The Air Force officer’s lawsuit describes her as a 25-year veteran who has never faced disciplinary issues during her career. It states she serves in “an administrative position in the Air Force Reserve” that would not “be tasked to deploy” or likely to engage in physically demanding military operations. She is also a civilian employee of the Air Force and works at Robins Air Force Base in her nonuniformed role. She has filed a separate request for a religion-based exemption to the vaccine in her civilian capacity, but the service had not ruled on it before a federal judge in Texas last month temporarily stopped the government from enforcing President Joe Biden’s vaccine mandate for federal civilian workers.
The officer plans to retire from the Air Force “under protest,” if she is not ultimately exempted from the vaccine, which Defense Secretary Lloyd Austin mandated for U.S. troops in August.
The Air Force officer argued in her lawsuit that she cannot take the vaccine because as a Christian she is opposed to abortion as “a grave evil.”
All three coronavirus vaccines approved for use in the United States were tested and developed using fetal cell lines, which are laboratory-grown cells derived from abortions performed several decades ago, according to the National Institutes of Health. Several religious authorities, including the Vatican, have said the vaccines were morally acceptable for its congregations.
“Plaintiff sincerely believes that receiving a vaccine that was derived from or tested on aborted fetal tissue in its development would violate her conscience and is contrary to her faith,” the officer’s lawsuit reads. “… Fidelity to her religious beliefs is more important to plaintiff than her career and compensation, but the Constitution prohibits defendants from forcing her to choose between her beliefs and her employment.”
The lawsuit also states the officer contracted the coronavirus in 2020 and a coronavirus antibody test in December 2021 showed she continued to have antibodies in her system. She is also willing to “take regular [coronavirus] tests when working in-person on the base, wear a mask, socially distance and work remotely as appropriate,” according to the lawsuit.
She is at least the 38th U.S. service member granted a preliminary injunction barring the Pentagon from punishing her for refusing the vaccine. A federal judge in Texas granted 26 Navy SEALs and nine other Navy special operators a preliminary injunction against punishment in January. A federal judge in Florida this month issued a preliminary injunction protecting a Navy officer and Marine Corps officer from punishment in a separate case.
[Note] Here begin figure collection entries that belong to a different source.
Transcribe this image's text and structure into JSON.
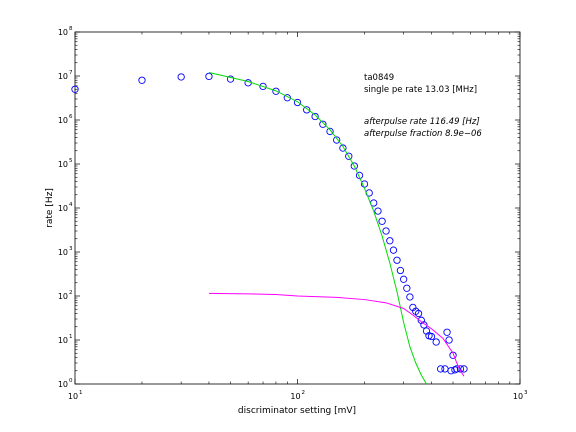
{
  "chart_data": {
    "type": "scatter",
    "x_scale": "log",
    "y_scale": "log",
    "xlim": [
      10,
      1000
    ],
    "ylim": [
      1,
      100000000
    ],
    "xlabel": "discriminator setting [mV]",
    "ylabel": "rate [Hz]",
    "grid": false,
    "x_ticks": [
      {
        "base": "10",
        "exp": "1",
        "value": 10
      },
      {
        "base": "10",
        "exp": "2",
        "value": 100
      },
      {
        "base": "10",
        "exp": "3",
        "value": 1000
      }
    ],
    "y_ticks": [
      {
        "base": "10",
        "exp": "0",
        "value": 1
      },
      {
        "base": "10",
        "exp": "1",
        "value": 10
      },
      {
        "base": "10",
        "exp": "2",
        "value": 100
      },
      {
        "base": "10",
        "exp": "3",
        "value": 1000
      },
      {
        "base": "10",
        "exp": "4",
        "value": 10000
      },
      {
        "base": "10",
        "exp": "5",
        "value": 100000
      },
      {
        "base": "10",
        "exp": "6",
        "value": 1000000
      },
      {
        "base": "10",
        "exp": "7",
        "value": 10000000
      },
      {
        "base": "10",
        "exp": "8",
        "value": 100000000
      }
    ],
    "annotations": [
      {
        "text": "ta0849",
        "italic": false
      },
      {
        "text": "single pe rate 13.03 [MHz]",
        "italic": false
      },
      {
        "text": "afterpulse rate 116.49 [Hz]",
        "italic": true
      },
      {
        "text": "afterpulse fraction 8.9e−06",
        "italic": true
      }
    ],
    "series": [
      {
        "marker": "circle",
        "color": "#0000ff",
        "points": [
          [
            10,
            5000000
          ],
          [
            20,
            8000000
          ],
          [
            30,
            9500000
          ],
          [
            40,
            9800000
          ],
          [
            50,
            8500000
          ],
          [
            60,
            7000000
          ],
          [
            70,
            5800000
          ],
          [
            80,
            4500000
          ],
          [
            90,
            3200000
          ],
          [
            100,
            2500000
          ],
          [
            110,
            1700000
          ],
          [
            120,
            1200000
          ],
          [
            130,
            800000
          ],
          [
            140,
            550000
          ],
          [
            150,
            350000
          ],
          [
            160,
            230000
          ],
          [
            170,
            150000
          ],
          [
            180,
            90000
          ],
          [
            190,
            55000
          ],
          [
            200,
            35000
          ],
          [
            210,
            22000
          ],
          [
            220,
            13000
          ],
          [
            230,
            8500
          ],
          [
            240,
            5000
          ],
          [
            250,
            3000
          ],
          [
            260,
            1800
          ],
          [
            270,
            1100
          ],
          [
            280,
            650
          ],
          [
            290,
            380
          ],
          [
            300,
            240
          ],
          [
            310,
            150
          ],
          [
            320,
            95
          ],
          [
            330,
            55
          ],
          [
            340,
            45
          ],
          [
            350,
            40
          ],
          [
            360,
            28
          ],
          [
            370,
            22
          ],
          [
            380,
            16
          ],
          [
            390,
            12.5
          ],
          [
            400,
            12
          ],
          [
            420,
            9
          ],
          [
            440,
            2.2
          ],
          [
            460,
            2.2
          ],
          [
            470,
            15
          ],
          [
            480,
            10
          ],
          [
            490,
            2
          ],
          [
            500,
            4.5
          ],
          [
            510,
            2.1
          ],
          [
            520,
            2.2
          ],
          [
            540,
            2.2
          ],
          [
            560,
            2.2
          ]
        ]
      },
      {
        "marker": "line",
        "color": "#00dd00",
        "points": [
          [
            40,
            12000000
          ],
          [
            60,
            7500000
          ],
          [
            80,
            4600000
          ],
          [
            100,
            2600000
          ],
          [
            120,
            1300000
          ],
          [
            140,
            600000
          ],
          [
            160,
            250000
          ],
          [
            180,
            90000
          ],
          [
            200,
            28000
          ],
          [
            220,
            8500
          ],
          [
            240,
            2300
          ],
          [
            260,
            560
          ],
          [
            280,
            125
          ],
          [
            300,
            25
          ],
          [
            320,
            7
          ],
          [
            340,
            3
          ],
          [
            360,
            1.6
          ],
          [
            380,
            1
          ]
        ]
      },
      {
        "marker": "line",
        "color": "#ff00ff",
        "points": [
          [
            40,
            115
          ],
          [
            60,
            112
          ],
          [
            80,
            108
          ],
          [
            100,
            100
          ],
          [
            150,
            93
          ],
          [
            200,
            83
          ],
          [
            250,
            70
          ],
          [
            300,
            52
          ],
          [
            330,
            37
          ],
          [
            360,
            26
          ],
          [
            400,
            18
          ],
          [
            450,
            11
          ],
          [
            500,
            5
          ],
          [
            520,
            3
          ],
          [
            540,
            2
          ],
          [
            560,
            1.5
          ]
        ]
      }
    ]
  }
}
All the judges have stopped short of granting a nationwide injunction to protect all service members from punishment for refusing the vaccine. In her lawsuit, the Air Force officer had sought such an injunction, Self wrote in his order.
However, he added, her allegations in the case “simply don’t warrant a nationwide injunction.”
Self, who served four years in the Army as an artillery officer before becoming a lawyer, wrote the Air Force should reconsider its process for religion-based exemptions.
“With such a marked record disfavoring religious accommodation requests, the court easily finds that the Air Force’s process to protect religious rights is both illusory and insincere,” he wrote. “In short, it’s just theater.”